Its small issues like having a not working download present on the actual official website. It does not matter if its 3th party or not when its posted on the official website.

This is why i mentioned before how there are so many frustrations. Its not just the big issues but the constant small issues that are present everywhere.

> You are welcome!

*PS: Next time you write with a exclamation mark, know that this makes your sentence have a totally different meaning and is considered passive aggressive in my region.
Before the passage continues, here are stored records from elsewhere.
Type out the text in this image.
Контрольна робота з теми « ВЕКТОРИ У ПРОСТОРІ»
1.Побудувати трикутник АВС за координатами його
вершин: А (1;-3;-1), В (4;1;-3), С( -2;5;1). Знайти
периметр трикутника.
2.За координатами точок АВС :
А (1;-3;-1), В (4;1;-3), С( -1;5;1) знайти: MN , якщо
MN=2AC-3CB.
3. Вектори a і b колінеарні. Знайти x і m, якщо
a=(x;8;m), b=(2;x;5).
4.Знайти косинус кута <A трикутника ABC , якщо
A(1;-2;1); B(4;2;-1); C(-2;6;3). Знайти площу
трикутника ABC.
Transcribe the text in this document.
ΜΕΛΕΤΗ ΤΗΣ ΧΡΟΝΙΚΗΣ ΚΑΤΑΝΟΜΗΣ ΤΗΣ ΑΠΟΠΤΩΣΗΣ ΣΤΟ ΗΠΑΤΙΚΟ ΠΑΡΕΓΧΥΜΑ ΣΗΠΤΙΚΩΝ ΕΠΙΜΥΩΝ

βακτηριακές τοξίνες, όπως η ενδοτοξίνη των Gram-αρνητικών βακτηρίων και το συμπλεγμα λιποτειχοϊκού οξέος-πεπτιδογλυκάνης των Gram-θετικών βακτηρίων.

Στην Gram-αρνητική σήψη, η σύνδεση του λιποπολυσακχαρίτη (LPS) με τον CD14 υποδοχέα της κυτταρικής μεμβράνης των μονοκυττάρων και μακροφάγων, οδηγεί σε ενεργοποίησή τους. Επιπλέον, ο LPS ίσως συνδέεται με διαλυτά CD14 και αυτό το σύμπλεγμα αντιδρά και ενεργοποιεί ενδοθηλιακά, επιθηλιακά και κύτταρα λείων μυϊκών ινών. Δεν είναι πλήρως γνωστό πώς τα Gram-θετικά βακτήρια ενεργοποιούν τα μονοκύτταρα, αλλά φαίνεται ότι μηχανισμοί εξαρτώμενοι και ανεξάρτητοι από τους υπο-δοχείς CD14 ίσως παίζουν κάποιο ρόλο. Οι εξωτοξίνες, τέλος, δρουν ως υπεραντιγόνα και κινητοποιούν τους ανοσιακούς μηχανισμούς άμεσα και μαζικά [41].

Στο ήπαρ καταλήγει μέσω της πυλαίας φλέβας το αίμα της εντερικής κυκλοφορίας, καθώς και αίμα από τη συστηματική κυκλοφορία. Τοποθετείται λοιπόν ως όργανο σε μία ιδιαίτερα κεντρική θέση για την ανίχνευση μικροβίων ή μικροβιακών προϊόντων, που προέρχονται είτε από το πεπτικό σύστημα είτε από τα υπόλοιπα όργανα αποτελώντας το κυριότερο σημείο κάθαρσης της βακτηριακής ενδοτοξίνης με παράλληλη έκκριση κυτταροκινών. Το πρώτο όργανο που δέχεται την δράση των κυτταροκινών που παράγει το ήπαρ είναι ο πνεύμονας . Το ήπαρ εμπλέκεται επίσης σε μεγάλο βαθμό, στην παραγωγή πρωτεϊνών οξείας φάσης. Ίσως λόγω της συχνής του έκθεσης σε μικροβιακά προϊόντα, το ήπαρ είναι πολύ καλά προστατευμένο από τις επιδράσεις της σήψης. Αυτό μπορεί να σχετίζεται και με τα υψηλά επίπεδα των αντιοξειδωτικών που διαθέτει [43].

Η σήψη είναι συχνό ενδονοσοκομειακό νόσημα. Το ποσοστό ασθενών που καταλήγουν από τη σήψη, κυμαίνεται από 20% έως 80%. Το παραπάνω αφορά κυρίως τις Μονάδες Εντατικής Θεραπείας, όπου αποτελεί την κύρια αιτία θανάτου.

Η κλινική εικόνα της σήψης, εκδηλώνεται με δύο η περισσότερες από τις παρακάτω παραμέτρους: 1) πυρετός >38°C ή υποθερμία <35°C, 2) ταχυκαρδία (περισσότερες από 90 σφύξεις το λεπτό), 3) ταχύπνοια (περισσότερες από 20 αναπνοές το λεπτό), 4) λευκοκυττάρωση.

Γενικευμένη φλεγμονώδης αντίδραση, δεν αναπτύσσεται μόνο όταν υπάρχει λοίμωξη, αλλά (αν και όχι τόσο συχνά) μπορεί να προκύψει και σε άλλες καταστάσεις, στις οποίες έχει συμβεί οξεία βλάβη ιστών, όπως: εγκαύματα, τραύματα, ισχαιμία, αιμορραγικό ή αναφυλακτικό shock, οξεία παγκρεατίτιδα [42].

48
Its little things like this that seems to pop up everywhere in this community on a regular base. The fact that there are no rules of conduct or any kind of oversight is probably the main reason why people see D as negative community. Even places like Reddit that are toxic, have some kind of moderation going on because people will be people.

D, you want my suggestion? Invest into a proper forum, set up a RoC and actually moderate topics. And yes, i understand the irony as i am posting this off-topic in the Nim Language thread. :)

This is the first step...
September 29, 2019
On Sunday, 29 September 2019 at 03:53:57 UTC, Laeeth Isharc wrote:
> [snip]
> What were the practical limitations you encountered with using R libraries from D via embedr?

Honestly, I haven't put it through its paces enough to say. I have used it for small examples, but nothing that significant.